US/EU trade deal delivers significant financial headache for businesses and consumers

pic: Adobestock
These past few days have seen a momentous shift in US/EU relations as the American president hailed a deal in which 15% tariffs will now be levelled in a blanket fashion across the European continent.
It includes $600 billion European investment in American energy, goods and military equipment – with very little clear information on quite what is being promised by the other side, other than not imposing a threatened 30% taxation rate for imports.
Significantly, as has just been released, the US labour market added just 73,000 jobs to its overall total in July, which was significantly lower than anticipated, which is widely considered by market analysts to have been linked to the uncertainty over tariffs within the US causing caution in many American businesses, with the unemployment rate also reportedly rising from 4.1% to 4.2% in the country.

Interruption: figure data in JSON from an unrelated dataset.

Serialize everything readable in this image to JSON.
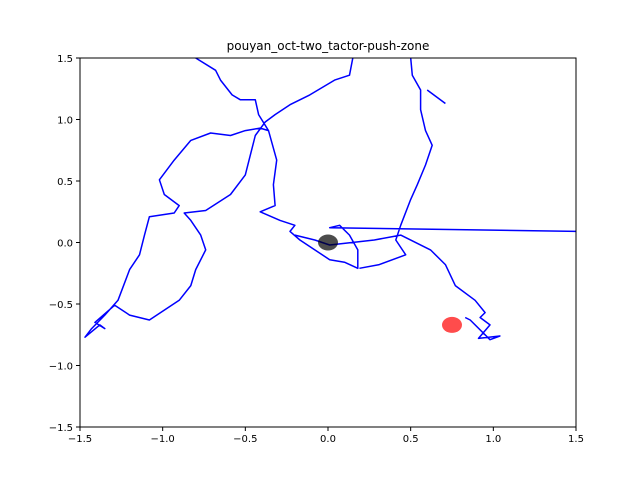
{
  "chart_data": {
    "type": "line",
    "title": "pouyan_oct-two_tactor-push-zone",
    "color": "#0000ff",
    "x": [
      -0.8,
      -0.68,
      -0.65,
      -0.58,
      -0.53,
      -0.44,
      -0.42,
      -0.36,
      -0.41,
      -0.5,
      -0.59,
      -0.71,
      -0.83,
      -0.93,
      -1.02,
      -0.99,
      -0.9,
      -0.93,
      -1.08,
      -1.11,
      -1.14,
      -1.2,
      -1.27,
      -1.35,
      -1.43,
      -1.47,
      -1.38,
      -1.35,
      -1.41,
      -1.29,
      -1.2,
      -1.08,
      -0.99,
      -0.9,
      -0.83,
      -0.8,
      -0.74,
      -0.77,
      -0.83,
      -0.87,
      -0.74,
      -0.59,
      -0.5,
      -0.47,
      -0.44,
      -0.38,
      -0.32,
      -0.23,
      -0.11,
      0.04,
      0.13,
      0.15,
      null,
      -0.36,
      -0.31,
      -0.33,
      -0.32,
      -0.41,
      -0.29,
      -0.2,
      -0.23,
      -0.17,
      -0.08,
      0.01,
      0.1,
      0.18,
      0.18,
      0.13,
      0.07,
      0.01,
      1.5,
      null,
      -0.2,
      -0.08,
      0.01,
      0.28,
      0.44,
      0.62,
      0.71,
      0.77,
      0.89,
      0.95,
      0.92,
      0.98,
      0.91,
      1.04,
      0.98,
      0.86,
      0.83,
      null,
      0.5,
      0.51,
      0.56,
      0.56,
      0.59,
      0.63,
      0.59,
      0.54,
      0.5,
      0.44,
      0.41,
      0.47,
      0.31,
      0.19,
      null,
      0.6,
      0.71
    ],
    "values": [
      1.5,
      1.4,
      1.32,
      1.2,
      1.16,
      1.16,
      1.04,
      0.91,
      0.93,
      0.91,
      0.87,
      0.89,
      0.83,
      0.67,
      0.51,
      0.39,
      0.3,
      0.24,
      0.21,
      0.06,
      -0.1,
      -0.22,
      -0.47,
      -0.59,
      -0.7,
      -0.77,
      -0.67,
      -0.7,
      -0.65,
      -0.51,
      -0.59,
      -0.63,
      -0.55,
      -0.47,
      -0.35,
      -0.22,
      -0.06,
      0.06,
      0.18,
      0.24,
      0.26,
      0.39,
      0.55,
      0.71,
      0.87,
      0.98,
      1.04,
      1.12,
      1.2,
      1.32,
      1.36,
      1.5,
      null,
      0.91,
      0.67,
      0.47,
      0.3,
      0.25,
      0.18,
      0.14,
      0.09,
      0.02,
      -0.06,
      -0.14,
      -0.16,
      -0.21,
      -0.06,
      0.06,
      0.14,
      0.12,
      0.09,
      null,
      0.06,
      0.02,
      -0.02,
      0.02,
      0.06,
      -0.06,
      -0.18,
      -0.35,
      -0.47,
      -0.57,
      -0.61,
      -0.67,
      -0.78,
      -0.76,
      -0.79,
      -0.63,
      -0.61,
      null,
      1.5,
      1.36,
      1.24,
      1.08,
      0.91,
      0.79,
      0.63,
      0.47,
      0.35,
      0.14,
      0.02,
      -0.1,
      -0.18,
      -0.21,
      null,
      1.24,
      1.13
    ],
    "markers": [
      {
        "x": 0.0,
        "y": 0.0,
        "color": "#000000"
      },
      {
        "x": 0.75,
        "y": -0.67,
        "color": "#ff0000"
      }
    ],
    "xlim": [
      -1.5,
      1.5
    ],
    "ylim": [
      -1.5,
      1.5
    ],
    "xticks": [
      {
        "value": -1.5,
        "label": "−1.5"
      },
      {
        "value": -1.0,
        "label": "−1.0"
      },
      {
        "value": -0.5,
        "label": "−0.5"
      },
      {
        "value": 0.0,
        "label": "0.0"
      },
      {
        "value": 0.5,
        "label": "0.5"
      },
      {
        "value": 1.0,
        "label": "1.0"
      },
      {
        "value": 1.5,
        "label": "1.5"
      }
    ],
    "yticks": [
      {
        "value": -1.5,
        "label": "−1.5"
      },
      {
        "value": -1.0,
        "label": "−1.0"
      },
      {
        "value": -0.5,
        "label": "−0.5"
      },
      {
        "value": 0.0,
        "label": "0.0"
      },
      {
        "value": 0.5,
        "label": "0.5"
      },
      {
        "value": 1.0,
        "label": "1.0"
      },
      {
        "value": 1.5,
        "label": "1.5"
      }
    ]
  }
}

Tellingly, key European leaders have been quick to dismiss the terms of deal as being not in European interests – with German Chancellor Friedrich Merz reportedly stating it would ‘substantially damage his country’s finances,’ while the French Prime Minister was also said to be equally unimpressed by the agreement.
There has been particular consternation that the EU’s deal appears worse than the UK’s (where ‘only’ 10% tariffs have been levied by the US – but ironically, they can in no way seriously be considered reciprocal as America has insisted, as we don’t carry any kind of trade deficit with the US, though VAT is applicable, as it would be with any domestic company buying from many categories of products.
As for the US/EU deal itself, this is of course a multi-sector deal, but what could it mean for the confectionery, snacks and bakery sectors? The US president has publicly stated on numerous occasions that companies “will eat the tariffs” and not pass them on to consumers – but the financial reality for many businesses, be that SME enterprises, or major corporations, that significant hikes in import costs for components and ingredients as a matter of fact has to be passed down to the consumer.
This is clearly already set to happen within the confectionery sector, as Hershey confirms plans for double-digit price increases – which it has reportedly said are not linked to tariffs, as it confirms that it is in fact due to pay up to $180 million in fresh import taxation under that very same national policy, with cocoa prices continuing to remain comparatively high.
Indeed, as Confectionery Production has observed, it appears the tariff policy is having an unintended benefit for confectionery companies with manufacturing bases outside the US, including Canada (which is witnessing a 10% rise in export across its nearest border, and Mexico, with businesses such as Barry Callebaut, which has manufacturing operations in those nations, already reaping the benefit of not being based in America.
Quite where this saga will end is hard to say, as the frequency and changes to the tariffs on a weekly and monthly basis have kept analysts very much on their toes. Such policies defy conventional trading logic and it’s clear that the major losers from the ‘US trade wars’ will ultimately be consumers, as they are forced to pay ever-higher prices for a host of goods, including confectionery.